# Hardman Cyclone Mixing Paddles



## Workaholic (Apr 17, 2007)

I have been using this mixing paddle for about three weeks now. http://www.hardmansystems.com/products/paddles/

This is a very strong and very well made mixing paddle, it was created to mix drywall but I have been using it for mixing paint and it does a very good job, it cleans off easy and is a "tools for life" product so if it breaks it is replaced. It mixes a 5'er really well and it is fast as well.

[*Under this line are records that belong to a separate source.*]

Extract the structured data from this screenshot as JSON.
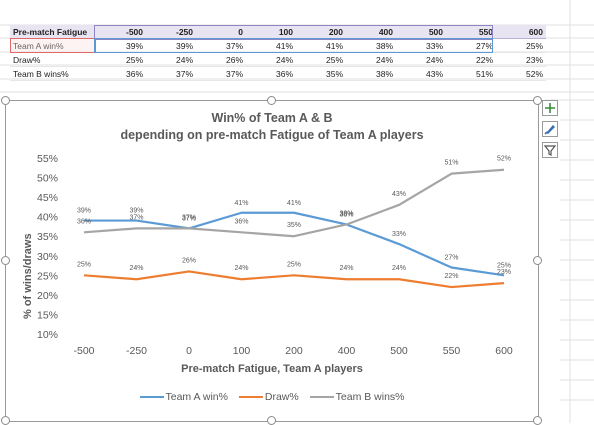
{
  "table": {
    "header": {
      "label": "Pre-match Fatigue",
      "values": [
        "-500",
        "-250",
        "0",
        "100",
        "200",
        "400",
        "500",
        "550",
        "600"
      ]
    },
    "rows": [
      {
        "label": "Team A win%",
        "values": [
          "39%",
          "39%",
          "37%",
          "41%",
          "41%",
          "38%",
          "33%",
          "27%",
          "25%"
        ]
      },
      {
        "label": "Draw%",
        "values": [
          "25%",
          "24%",
          "26%",
          "24%",
          "25%",
          "24%",
          "24%",
          "22%",
          "23%"
        ]
      },
      {
        "label": "Team B wins%",
        "values": [
          "36%",
          "37%",
          "37%",
          "36%",
          "35%",
          "38%",
          "43%",
          "51%",
          "52%"
        ]
      }
    ]
  },
  "chart_data": {
    "type": "line",
    "title": "Win% of Team A & B",
    "subtitle": "depending on pre-match Fatigue of Team A players",
    "xlabel": "Pre-match Fatigue, Team A players",
    "ylabel": "% of wins/draws",
    "categories": [
      "-500",
      "-250",
      "0",
      "100",
      "200",
      "400",
      "500",
      "550",
      "600"
    ],
    "y_ticks": [
      "10%",
      "15%",
      "20%",
      "25%",
      "30%",
      "35%",
      "40%",
      "45%",
      "50%",
      "55%"
    ],
    "ylim": [
      10,
      55
    ],
    "grid": false,
    "legend": "bottom",
    "series": [
      {
        "name": "Team A win%",
        "color": "#5b9bd5",
        "values": [
          39,
          39,
          37,
          41,
          41,
          38,
          33,
          27,
          25
        ],
        "labels": [
          "39%",
          "39%",
          "37%",
          "41%",
          "41%",
          "38%",
          "33%",
          "27%",
          "25%"
        ]
      },
      {
        "name": "Draw%",
        "color": "#ed7d31",
        "values": [
          25,
          24,
          26,
          24,
          25,
          24,
          24,
          22,
          23
        ],
        "labels": [
          "25%",
          "24%",
          "26%",
          "24%",
          "25%",
          "24%",
          "24%",
          "22%",
          "23%"
        ]
      },
      {
        "name": "Team B wins%",
        "color": "#a5a5a5",
        "values": [
          36,
          37,
          37,
          36,
          35,
          38,
          43,
          51,
          52
        ],
        "labels": [
          "36%",
          "37%",
          "37%",
          "36%",
          "35%",
          "38%",
          "43%",
          "51%",
          "52%"
        ]
      }
    ]
  },
  "side_buttons": {
    "colors": {
      "plus": "#3a8c3a",
      "brush": "#3a6fb0",
      "filter": "#555555"
    }
  }
}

The mixer pivots so that it pulls the bottom of the product up. 

I tried to find flaws with this mixer and the only flaw that I am so far able to find is that it is powerful and if you have a high powered drill and do not put it on a low setting it will fling paint out of the bucket, if you are aware of this before using it should not be a problem. 

I believe that if this was marketed to paint vendors a gallon sized version would be required and would also be in my arsenal as well. 

I am only starting this thread because I was impressed with this mixer and thought that if any of my brothers of the brush were in the market for a new mixer this was the one to have and their knives and pans are nice as well. 

I will try and take a picture of it in action tomorrow when I use it again.


----------



## Workaholic (Apr 17, 2007)

I have used this product for awhile now and here is a review I wrote on it at 
http://bloggingpainters.com/cyclone-mixing-paddles/


----------



## RH (Sep 7, 2010)

Thanks for taking the time to do this Sean.


----------



## RCP (Apr 18, 2007)

Good post Sean, the journey has just begun!


----------



## Workaholic (Apr 17, 2007)

Thanks peeps. That was my toe in the water piece.

Chris the google places should be active tomorrow.


----------



## Softy (Jul 19, 2009)

Thanks for the idea but how does it perform with mud or texture? I been using metal squirrel cage. It does well for paint but annoying clog for mud or text.


----------